Instant instant = myResultSet.getObject( … , Instant.class ) ;
If you must interoperate with an existing Timestamp, convert immediately into java.time via the new conversion methods added to the old classes.
Instant instant = myTimestamp.toInstant() ;
To adjust into another time zone, specify the time zone as a ZoneId object. Specify a proper time zone name in the format of continent/region, such as America/Montreal, Africa/Casablanca, or Pacific/Auckland. Never use the 3-4 letter pseudo-zones such as EST or IST as they are not true time zones, not standardized, and not even unique(!).
ZoneId z = ZoneId.of( "America/Montreal" ) ;
Apply to the Instant to produce a ZonedDateTime object.
ZonedDateTime zdt = instant.atZone( z ) ;
To generate a string for display to the user, search Stack Overflow for DateTimeFormatter to find many discussions and examples.
Your Question is really about going the other direction, from user data-entry to the date-time objects. Generally best to break your data-entry into two parts, a date and a time-of-day.
LocalDate ld = LocalDate.parse( dateInput , DateTimeFormatter.ofPattern( "M/d/uuuu" , Locale.US ) ) ;
LocalTime lt = LocalTime.parse( timeInput , DateTimeFormatter.ofPattern( "H:m a" , Locale.US ) ) ;
Your Question is not clear. Do you want to interpret the date and the time entered by the user to be in UTC? Or in another time zone?
If you meant UTC, create a OffsetDateTime with an offset using the constant for UTC, ZoneOffset.UTC.
OffsetDateTime odt = OffsetDateTime.of( ld , lt , ZoneOffset.UTC ) ;
If you meant another time zone, combine along with a time zone object, a ZoneId. But which time zone? You might detect a default time zone. Or, if critical, you must confirm with the user to be certain of their intention.
ZonedDateTime zdt = ZonedDateTime.of( ld , lt , z ) ;
To get a simpler object that is always in UTC by definition, extract an Instant.
Instant instant = odt.toInstant() ;
…or…
Instant instant = zdt.toInstant() ;
Send to your database.
myPreparedStatement.setObject( … , instant ) ;
About java.time
The java.time framework is built into Java 8 and later. These classes supplant the troublesome old legacy date-time classes such as java.util.Date, Calendar, & SimpleDateFormat.
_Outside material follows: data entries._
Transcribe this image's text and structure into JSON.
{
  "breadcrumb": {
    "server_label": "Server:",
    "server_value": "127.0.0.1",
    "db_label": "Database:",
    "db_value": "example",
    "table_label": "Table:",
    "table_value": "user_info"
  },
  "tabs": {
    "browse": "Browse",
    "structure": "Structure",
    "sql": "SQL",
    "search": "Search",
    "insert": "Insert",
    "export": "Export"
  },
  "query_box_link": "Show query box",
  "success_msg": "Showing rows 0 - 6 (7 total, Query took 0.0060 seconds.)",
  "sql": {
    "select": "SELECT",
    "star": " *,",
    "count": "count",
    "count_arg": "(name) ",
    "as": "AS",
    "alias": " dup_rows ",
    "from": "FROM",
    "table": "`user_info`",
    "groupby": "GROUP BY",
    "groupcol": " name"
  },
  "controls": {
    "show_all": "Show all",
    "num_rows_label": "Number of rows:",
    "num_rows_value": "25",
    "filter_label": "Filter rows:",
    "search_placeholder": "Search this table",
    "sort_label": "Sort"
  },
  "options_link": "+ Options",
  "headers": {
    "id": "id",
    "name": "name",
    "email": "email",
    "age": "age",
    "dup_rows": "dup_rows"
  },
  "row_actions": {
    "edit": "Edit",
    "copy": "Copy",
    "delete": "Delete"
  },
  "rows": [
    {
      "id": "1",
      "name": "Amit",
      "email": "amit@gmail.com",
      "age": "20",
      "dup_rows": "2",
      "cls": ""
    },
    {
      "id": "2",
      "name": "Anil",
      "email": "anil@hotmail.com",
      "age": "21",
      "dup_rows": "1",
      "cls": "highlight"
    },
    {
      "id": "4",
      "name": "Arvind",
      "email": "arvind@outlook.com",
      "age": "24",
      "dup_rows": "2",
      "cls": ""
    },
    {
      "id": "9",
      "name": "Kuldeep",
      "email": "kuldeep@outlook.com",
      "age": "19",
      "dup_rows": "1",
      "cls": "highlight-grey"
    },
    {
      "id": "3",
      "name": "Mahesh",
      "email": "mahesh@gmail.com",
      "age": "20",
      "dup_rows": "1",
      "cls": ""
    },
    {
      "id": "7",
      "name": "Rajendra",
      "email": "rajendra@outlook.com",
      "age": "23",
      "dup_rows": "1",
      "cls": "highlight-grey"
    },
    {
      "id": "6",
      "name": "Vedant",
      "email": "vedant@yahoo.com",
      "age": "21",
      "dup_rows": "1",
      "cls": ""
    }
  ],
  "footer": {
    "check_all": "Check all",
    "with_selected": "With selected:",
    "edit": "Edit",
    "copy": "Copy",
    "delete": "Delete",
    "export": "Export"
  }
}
The Joda-Time project, now in maintenance mode, advises migration to the java.time classes.
To learn more, see the Oracle Tutorial. And search Stack Overflow for many examples and explanations. Specification is JSR 310.
Where to obtain the java.time classes?
Java SE 8, Java SE 9, and later
Built-in.
Part of the standard Java API with a bundled implementation.
Java 9 adds some minor features and fixes.
Java SE 6 and Java SE 7
Much of the java.time functionality is back-ported to Java 6 & 7 in ThreeTen-Backport.
Android
Later versions of Android bundle implementations of the java.time classes.
For earlier Android, the ThreeTenABP project adapts ThreeTen-Backport (mentioned above). See How to use ThreeTenABP….
The ThreeTen-Extra project extends java.time with additional classes. This project is a proving ground for possible future additions to java.time. You may find some useful classes here such as Interval, YearWeek, YearQuarter, and more.